Loading...

Belajarlah Merawat Dengan Cinta - Andai Pernikahan itu Sebagai Tanaman

Sponsored Links
.
Loading...
“Ketika baru menikah, bulan madu, ke mana-mana selalu bersama. Kondangan selalu gandengan tangan. Istri terpeleset, bilang “hati-hati”. Begitu sudah punya anak tiga, istri bilang, “Bang, kondangan yuk”. Jawab suami, “Jalan ajah duluan Luh”. Pulang kondangan, istri ngelapor, “Bang, tadi aku kepleset”. Suaminya malah bilang, “Emang mata Luh di mana, sih?” (K.H. Zainuddin MZ)
Kutipan dari ceramah almarhum K.H. Zainuddin MZ, itu sungguh tepat untuk menggambarkan perjalanan mahligai rumah tangga masyarakat kita. Para ahli mengatakan, umur rawan perceraian adalah setelah sepuluh tahun pertama pernikahan. Mulailah intrik dalam rumah tangga terjadi. Jika tak pandai merawat cinta, intrik itu dapat merusak bahtera yang tengah melaju di atas derasnya gelombang samudera kehidupan.
Sesungguhnya, pernikahan yang dibangun karena cinta pada Allah tak akan mudah karam. Dalam rumah tangga itu, cinta laksana air dalam kehidupan, nafas dalam jiwa, semangat dalam raga, lembut dalam sutera. Ia bagaikan panas pada api, dingin pada salju, luas pada angkasa dan ketika surga Allah menjadi pulau impian pasangan suami-istri, bahtera rumah tangga akan selalu riuh dalam keimanan.
Itulah sebabnya, Rasulullah SAW selalu ingat almarhumah Khadijah RA, istri pertamanya, hingga Aisyah RA cemburu “Aku sangat cemburu dengan Khadijah karena sering disebut Rasulullah, sampai-sampai aku berkata: Wahai Rasulullah, apa yang kau perbuat dengan wanita tua yang pipinya kempot itu, sementara Allah telah menggantikannya dengan wanita yang lebih baik?”
Rasulullah SAW menjawab, “Demi Allah, tak seorang wanita pun lebih baik darinya. Ia beriman saat semua orang kufur, ia membenarkanku saat manusia mendustaiku, ia melindungiku saat manusia kejam menganiayaku, Allah menganugerahkan anak kepadaku darinya”.

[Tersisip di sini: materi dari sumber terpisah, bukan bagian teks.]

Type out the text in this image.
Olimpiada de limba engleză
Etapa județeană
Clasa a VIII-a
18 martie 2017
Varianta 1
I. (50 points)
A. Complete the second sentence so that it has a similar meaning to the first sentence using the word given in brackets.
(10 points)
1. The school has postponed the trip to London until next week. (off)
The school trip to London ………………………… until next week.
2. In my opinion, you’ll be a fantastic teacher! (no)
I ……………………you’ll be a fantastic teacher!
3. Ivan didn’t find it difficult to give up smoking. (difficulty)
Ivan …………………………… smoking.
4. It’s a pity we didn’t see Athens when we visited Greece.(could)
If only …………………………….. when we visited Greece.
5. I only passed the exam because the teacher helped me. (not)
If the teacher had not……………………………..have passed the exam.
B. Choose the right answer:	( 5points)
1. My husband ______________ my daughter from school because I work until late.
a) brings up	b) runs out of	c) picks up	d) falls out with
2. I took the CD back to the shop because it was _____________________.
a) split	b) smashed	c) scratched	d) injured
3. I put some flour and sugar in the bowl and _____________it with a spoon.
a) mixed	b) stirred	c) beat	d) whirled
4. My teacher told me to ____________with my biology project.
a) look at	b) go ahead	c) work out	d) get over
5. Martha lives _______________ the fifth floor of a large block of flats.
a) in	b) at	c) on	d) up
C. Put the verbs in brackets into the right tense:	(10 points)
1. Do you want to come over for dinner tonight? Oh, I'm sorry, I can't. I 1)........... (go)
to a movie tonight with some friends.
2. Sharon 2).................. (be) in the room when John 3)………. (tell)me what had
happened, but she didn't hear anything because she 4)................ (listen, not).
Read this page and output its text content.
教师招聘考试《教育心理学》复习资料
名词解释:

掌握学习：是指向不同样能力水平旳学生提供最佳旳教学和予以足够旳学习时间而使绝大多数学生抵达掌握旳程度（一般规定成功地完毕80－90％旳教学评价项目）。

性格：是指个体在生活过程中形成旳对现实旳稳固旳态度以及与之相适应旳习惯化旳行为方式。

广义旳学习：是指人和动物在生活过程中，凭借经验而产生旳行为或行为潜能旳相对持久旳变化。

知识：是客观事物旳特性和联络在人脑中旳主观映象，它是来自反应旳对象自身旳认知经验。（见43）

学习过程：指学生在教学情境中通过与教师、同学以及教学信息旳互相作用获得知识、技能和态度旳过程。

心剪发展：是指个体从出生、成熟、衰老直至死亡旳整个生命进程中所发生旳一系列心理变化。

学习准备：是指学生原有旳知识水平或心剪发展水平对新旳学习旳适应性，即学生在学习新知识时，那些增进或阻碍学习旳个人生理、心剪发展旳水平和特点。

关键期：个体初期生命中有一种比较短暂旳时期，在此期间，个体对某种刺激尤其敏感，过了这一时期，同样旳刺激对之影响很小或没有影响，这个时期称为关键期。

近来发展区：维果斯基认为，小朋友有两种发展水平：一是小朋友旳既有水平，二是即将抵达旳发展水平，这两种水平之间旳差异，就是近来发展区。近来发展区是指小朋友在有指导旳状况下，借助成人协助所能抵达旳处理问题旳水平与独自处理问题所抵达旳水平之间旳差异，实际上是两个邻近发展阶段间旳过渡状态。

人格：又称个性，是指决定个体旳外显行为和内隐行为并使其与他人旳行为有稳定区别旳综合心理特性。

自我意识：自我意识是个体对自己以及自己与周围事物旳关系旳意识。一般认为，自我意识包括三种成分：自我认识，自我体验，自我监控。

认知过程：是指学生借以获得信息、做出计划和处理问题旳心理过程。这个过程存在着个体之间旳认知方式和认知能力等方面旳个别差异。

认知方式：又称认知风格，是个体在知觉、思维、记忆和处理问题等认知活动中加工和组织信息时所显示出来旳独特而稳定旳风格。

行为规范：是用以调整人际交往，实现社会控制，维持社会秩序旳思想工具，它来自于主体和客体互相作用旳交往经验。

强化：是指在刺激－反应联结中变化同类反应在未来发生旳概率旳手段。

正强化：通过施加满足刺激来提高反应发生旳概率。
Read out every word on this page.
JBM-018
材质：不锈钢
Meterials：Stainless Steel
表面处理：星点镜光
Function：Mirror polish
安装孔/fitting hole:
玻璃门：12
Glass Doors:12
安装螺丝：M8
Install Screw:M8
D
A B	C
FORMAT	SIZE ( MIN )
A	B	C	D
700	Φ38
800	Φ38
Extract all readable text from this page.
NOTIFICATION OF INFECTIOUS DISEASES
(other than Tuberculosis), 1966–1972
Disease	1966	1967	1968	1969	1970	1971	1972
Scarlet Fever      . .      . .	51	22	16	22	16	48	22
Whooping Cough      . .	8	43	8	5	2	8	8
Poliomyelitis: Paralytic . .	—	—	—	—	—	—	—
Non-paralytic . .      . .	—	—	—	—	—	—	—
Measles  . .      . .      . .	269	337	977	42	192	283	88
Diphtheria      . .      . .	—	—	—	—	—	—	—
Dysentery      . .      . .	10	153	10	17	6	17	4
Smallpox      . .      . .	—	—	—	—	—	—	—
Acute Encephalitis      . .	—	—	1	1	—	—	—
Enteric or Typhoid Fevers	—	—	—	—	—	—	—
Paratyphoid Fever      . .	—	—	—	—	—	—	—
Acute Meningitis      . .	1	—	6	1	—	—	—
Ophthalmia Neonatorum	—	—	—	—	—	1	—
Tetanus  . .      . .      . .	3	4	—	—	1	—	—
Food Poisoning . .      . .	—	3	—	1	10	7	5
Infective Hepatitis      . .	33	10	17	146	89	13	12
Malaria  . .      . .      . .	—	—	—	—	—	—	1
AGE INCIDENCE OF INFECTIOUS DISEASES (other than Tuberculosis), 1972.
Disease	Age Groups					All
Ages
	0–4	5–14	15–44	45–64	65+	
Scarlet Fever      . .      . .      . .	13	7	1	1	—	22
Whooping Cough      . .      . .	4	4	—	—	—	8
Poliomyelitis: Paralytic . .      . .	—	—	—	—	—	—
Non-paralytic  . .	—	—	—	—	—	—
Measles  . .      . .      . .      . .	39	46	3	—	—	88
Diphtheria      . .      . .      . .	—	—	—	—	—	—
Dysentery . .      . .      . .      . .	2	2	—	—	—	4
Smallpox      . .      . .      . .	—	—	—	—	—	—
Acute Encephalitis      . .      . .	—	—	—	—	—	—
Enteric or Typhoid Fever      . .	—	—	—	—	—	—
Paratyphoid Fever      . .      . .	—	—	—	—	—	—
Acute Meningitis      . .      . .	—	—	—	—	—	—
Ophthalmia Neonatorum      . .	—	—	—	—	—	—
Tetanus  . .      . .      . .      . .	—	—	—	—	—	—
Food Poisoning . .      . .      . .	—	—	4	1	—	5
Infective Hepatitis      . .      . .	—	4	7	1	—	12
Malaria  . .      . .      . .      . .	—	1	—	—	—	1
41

Manusia yang hidup di alam yang profan ini semestinya merasakan cinta duniawi. Yaitu mencintai anak dan istri (atau suami) sebagai belahan jiwa. Namun demikian, semua cinta itu tak boleh melengahkan manusia dari cinta pada Allah. Allah berfirman, “Katakanlah, Jika bapak-bapakmu, anak-anakmu, saudara-saudaramu, istri-istrimu, kaum keluargamu, harta kekayaan yang kamu usahakan, perniagaan yang kamu khawatir kerugiannya, dan tempat tinggal yang kamu sukai, adalah lebih kamu cintai dari Allah dan Rasul-Nya dan dari berjihad di jalan-Nya, maka tunggulah sampai Allah mendatangkan keputusan-Nya, dan Allah tidak memberi petunjuk kepada orang-orang yang fasik”. (QS. At-Taubah: 24).

Maka, sejarah pun membuktikan, Nabi Nuh AS tak kuasa menahan cinta pada anaknya. Ia memanggilnya untuk bergabung dalam bahtera yang segera berangkat, saat air makin meninggi, gemuruh ombak dan gelombang lautan terus berkejaran menuju bumi yang akan segera tenggelam.
Tapi, segera Allah SWT ingatkan, “Hai Nuh, sesungguhnya dia bukanlah termasuk keluargamu (yang dijanjikan akan diselamatkan). Sesungguhnya segala perbuatan tidak baik….” (QS. Hud: 46)
Demikian halnya pada pasangan hidup. Dimulai ketika sepasang anak manusia tertarik satu dengan lainnya, Islam mengajarkan segera memulai mahligai rumah tangga. Rasulullah SAW berpesan, “Wahai anak muda, barang siapa di antara kalian sudah mampu (menikah), hendaklah menikah.”
Ikat cintamu. Abadikan pelana hatimu. Simpan permata jiwamu. Proklamasikan belahan kasihmu di atas sajadah ijab-kabul yang disaksikan para malaikat, sambil bersimpuh di hadapan orang tua dan kerabat.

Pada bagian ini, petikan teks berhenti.